Peers end deadlock over fixed term parliaments
- 14 September 2011
- From the section UK Politics
Ministers have narrowly won their parliamentary battle over plans to hold general elections every five years.
The Fixed-Term Parliaments Bill finally cleared the House of Lords when peers, who had twice blocked the plan, accepted a compromise proposal.
They wanted the law to be renewed after each election but ministers said that meant allowing fixed terms to be switched on "like a light switch".
Peers voted by 188 to 173 to accept a plan for a review in 2020.
Parliaments are currently limited to a maximum of five years, but the prime minister is free to call a general election at any time.
The government has argued that fixed terms would eliminate the power of the executive to call elections when it was politically convenient - but their choice of a five-year, rather than a four-year term has attracted some criticism.
And some peers had argued that the coalition did not have a mandate to "bind" future parliaments.
They put forward plans that would in effect have required each new parliament to decide whether it wanted a fixed term.
Peers had twice backed a "sunset" provision that would have given both the Commons and the Lords the chance to choose whether to renew the legislation after each general election.
Crossbench peer Lord Butler urged peers to stand firm and said the government's offer, to set up a review in 2020, was an "insult". And fellow crossbencher Lord Pannick said: "The proposal is not so much kicking the issue into the long grass as burying it in a time capsule."

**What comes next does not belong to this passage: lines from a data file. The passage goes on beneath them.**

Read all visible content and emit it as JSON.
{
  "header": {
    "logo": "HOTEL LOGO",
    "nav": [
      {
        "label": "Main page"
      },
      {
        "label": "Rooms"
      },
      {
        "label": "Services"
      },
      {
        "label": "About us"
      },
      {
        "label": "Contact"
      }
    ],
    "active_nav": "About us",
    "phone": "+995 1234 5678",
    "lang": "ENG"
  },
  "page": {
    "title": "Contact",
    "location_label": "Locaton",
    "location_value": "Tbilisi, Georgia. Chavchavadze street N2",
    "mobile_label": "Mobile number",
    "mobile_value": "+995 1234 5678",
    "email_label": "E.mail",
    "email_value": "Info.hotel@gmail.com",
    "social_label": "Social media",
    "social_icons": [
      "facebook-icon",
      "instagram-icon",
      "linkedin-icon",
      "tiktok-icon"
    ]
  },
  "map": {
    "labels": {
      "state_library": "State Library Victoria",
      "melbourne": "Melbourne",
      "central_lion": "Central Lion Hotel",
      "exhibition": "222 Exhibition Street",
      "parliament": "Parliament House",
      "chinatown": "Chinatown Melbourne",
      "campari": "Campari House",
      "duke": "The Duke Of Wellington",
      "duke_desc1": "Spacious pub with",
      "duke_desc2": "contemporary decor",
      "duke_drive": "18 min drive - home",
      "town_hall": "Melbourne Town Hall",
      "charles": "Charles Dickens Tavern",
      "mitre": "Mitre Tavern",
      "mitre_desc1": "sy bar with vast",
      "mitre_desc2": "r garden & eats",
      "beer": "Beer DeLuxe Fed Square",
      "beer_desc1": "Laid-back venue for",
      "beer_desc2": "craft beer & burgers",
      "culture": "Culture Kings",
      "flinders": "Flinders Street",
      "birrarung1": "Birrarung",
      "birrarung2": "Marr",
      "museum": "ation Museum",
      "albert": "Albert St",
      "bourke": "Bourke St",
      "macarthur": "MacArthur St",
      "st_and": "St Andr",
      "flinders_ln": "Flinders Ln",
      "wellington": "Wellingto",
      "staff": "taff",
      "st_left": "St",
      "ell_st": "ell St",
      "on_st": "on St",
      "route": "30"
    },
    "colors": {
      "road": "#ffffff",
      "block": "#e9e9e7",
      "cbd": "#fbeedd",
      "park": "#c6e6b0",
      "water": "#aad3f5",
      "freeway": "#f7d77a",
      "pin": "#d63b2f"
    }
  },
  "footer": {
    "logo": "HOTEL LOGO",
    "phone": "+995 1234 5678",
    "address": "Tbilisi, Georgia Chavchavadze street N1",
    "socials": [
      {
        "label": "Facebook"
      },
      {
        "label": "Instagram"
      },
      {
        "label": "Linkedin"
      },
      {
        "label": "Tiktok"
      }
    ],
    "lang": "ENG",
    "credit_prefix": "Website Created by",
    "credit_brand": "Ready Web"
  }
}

But peers voted, by a majority of just 15, to back the government.
Advocate General Lord Wallace said any future government could choose to repeal the fixed-term legislation - but that would be the "subject of full parliamentary scrutiny as this Bill has been".
"By contrast the sunset amendments would switch fixed terms on and off like a light switch. Parliaments would default to non-fixed terms if a simple resolution fails to be tabled or if the two houses cannot agree on the matter."
The bill will now be sent for Royal Assent.
Under the bill an election could still be triggered before the end of a five-year term if a motion of no confidence was passed in the government and no alternative administration could be formed, or if at least two-thirds of MPs approved calls for an early election.